Hayat-ı içtimaiyedeki Risale-i Nur Talebelerinin vaziyetlerini
tahattur ettim. Risale-i Nur Şakirdleri hakkında necatlarına ve Ehl-i Saadet
olduklarına dair kuvvetli İşaret-i Kur'aniyeyi ve Beşaret-i Aleviyeyi ve
Gavsiyeyi düşündüm. Kalben dedim ki: "Herbiri bin yerden gelen
günahlara karşı bir dil ile nasıl mukabele eder, galebe eder, necat bulur?"
diye mütehayyir kaldım. Bu tahayyürüme mukabil ihtar edildi ki:
Risale-i Nur'un Hakikî ve Sadık Şakirdlerinin mabeyn-
lerindeki Düstur-u Esasiye olan İştirak-i A'mal-i Uhreviye kanunuyla
ve samimî ve hâlis Tesanüd Sırrıyla herbir Hâlis, Hakikî Şakird bir
dil ile değil, belki Kardeşleri adedince diller ile ibadet edip istiğfar
ederek bin taraftan hücum eden günahlara, binler dil ile mukabele
eder. Bazı Melaikenin kırkbin dil ile zikrettikleri gibi; Hâlis, Hakikî,
Müttaki bir Şakird dahi, kırkbin Kardeşinin dilleriyle ibadet eder,
necata müstehak ve inşâallah Ehl-i Saadet olur. Risale-i Nur
dairesinde Sadakat ve Hizmet ve Takva ve içtinab-ı kebair derecesiyle
o Ulvî ve Küllî Ubudiyete sahib olur. Elbette bu büyük kazancı
kaçırmamak için Takvada, İhlasta, Sadakatta çalışmak gerektir.

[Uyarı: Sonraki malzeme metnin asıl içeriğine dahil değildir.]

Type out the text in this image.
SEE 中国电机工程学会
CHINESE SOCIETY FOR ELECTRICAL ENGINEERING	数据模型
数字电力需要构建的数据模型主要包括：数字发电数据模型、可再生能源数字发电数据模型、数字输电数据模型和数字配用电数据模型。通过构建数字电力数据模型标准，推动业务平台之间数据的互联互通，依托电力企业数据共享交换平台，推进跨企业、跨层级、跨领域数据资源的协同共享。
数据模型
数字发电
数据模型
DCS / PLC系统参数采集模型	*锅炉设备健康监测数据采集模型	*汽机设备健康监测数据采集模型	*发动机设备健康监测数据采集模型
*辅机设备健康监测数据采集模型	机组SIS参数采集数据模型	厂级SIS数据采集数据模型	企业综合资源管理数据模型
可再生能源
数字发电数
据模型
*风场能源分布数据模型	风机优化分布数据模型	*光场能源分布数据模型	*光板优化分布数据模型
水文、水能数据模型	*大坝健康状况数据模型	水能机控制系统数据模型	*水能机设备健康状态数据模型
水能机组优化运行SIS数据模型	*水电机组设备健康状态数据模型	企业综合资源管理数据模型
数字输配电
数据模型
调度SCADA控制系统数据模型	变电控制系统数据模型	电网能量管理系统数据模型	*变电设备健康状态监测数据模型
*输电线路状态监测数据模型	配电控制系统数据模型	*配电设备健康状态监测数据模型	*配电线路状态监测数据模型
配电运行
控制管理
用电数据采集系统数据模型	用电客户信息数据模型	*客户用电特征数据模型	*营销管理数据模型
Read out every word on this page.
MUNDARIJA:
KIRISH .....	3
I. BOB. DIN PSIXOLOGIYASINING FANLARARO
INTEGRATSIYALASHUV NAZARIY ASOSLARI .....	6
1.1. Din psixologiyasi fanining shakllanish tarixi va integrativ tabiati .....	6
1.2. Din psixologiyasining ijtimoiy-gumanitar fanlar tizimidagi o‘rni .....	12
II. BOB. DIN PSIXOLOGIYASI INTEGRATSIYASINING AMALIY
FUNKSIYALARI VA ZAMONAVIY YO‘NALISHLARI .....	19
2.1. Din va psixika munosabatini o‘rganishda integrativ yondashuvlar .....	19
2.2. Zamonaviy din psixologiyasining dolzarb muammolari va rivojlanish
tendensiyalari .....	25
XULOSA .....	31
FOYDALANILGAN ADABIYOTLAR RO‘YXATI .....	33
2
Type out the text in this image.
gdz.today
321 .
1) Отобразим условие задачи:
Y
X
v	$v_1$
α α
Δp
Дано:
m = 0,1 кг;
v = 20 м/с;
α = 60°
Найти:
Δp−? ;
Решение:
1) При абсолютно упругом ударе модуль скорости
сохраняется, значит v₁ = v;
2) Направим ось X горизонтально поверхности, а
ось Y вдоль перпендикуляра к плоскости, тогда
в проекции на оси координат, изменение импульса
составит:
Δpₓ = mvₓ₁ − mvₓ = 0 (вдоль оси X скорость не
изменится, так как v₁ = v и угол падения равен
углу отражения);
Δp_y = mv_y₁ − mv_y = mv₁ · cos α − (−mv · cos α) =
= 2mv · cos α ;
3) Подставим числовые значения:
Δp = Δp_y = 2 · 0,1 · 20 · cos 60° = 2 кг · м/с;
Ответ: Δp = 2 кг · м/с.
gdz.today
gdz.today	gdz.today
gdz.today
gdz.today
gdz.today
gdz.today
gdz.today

İkincisi: Eski zamanda, ondört yaşında iken İcazet almanın
alâmeti olan Üstad tarafından Sarık sardırmak, bir Cübbe bana giydirmek
vaziyetine mâniler bulundu. Yaşımın küçüklüğüyle, memleketimizde
büyük Hocalara mahsus kisveyi giymek yakışmadığı...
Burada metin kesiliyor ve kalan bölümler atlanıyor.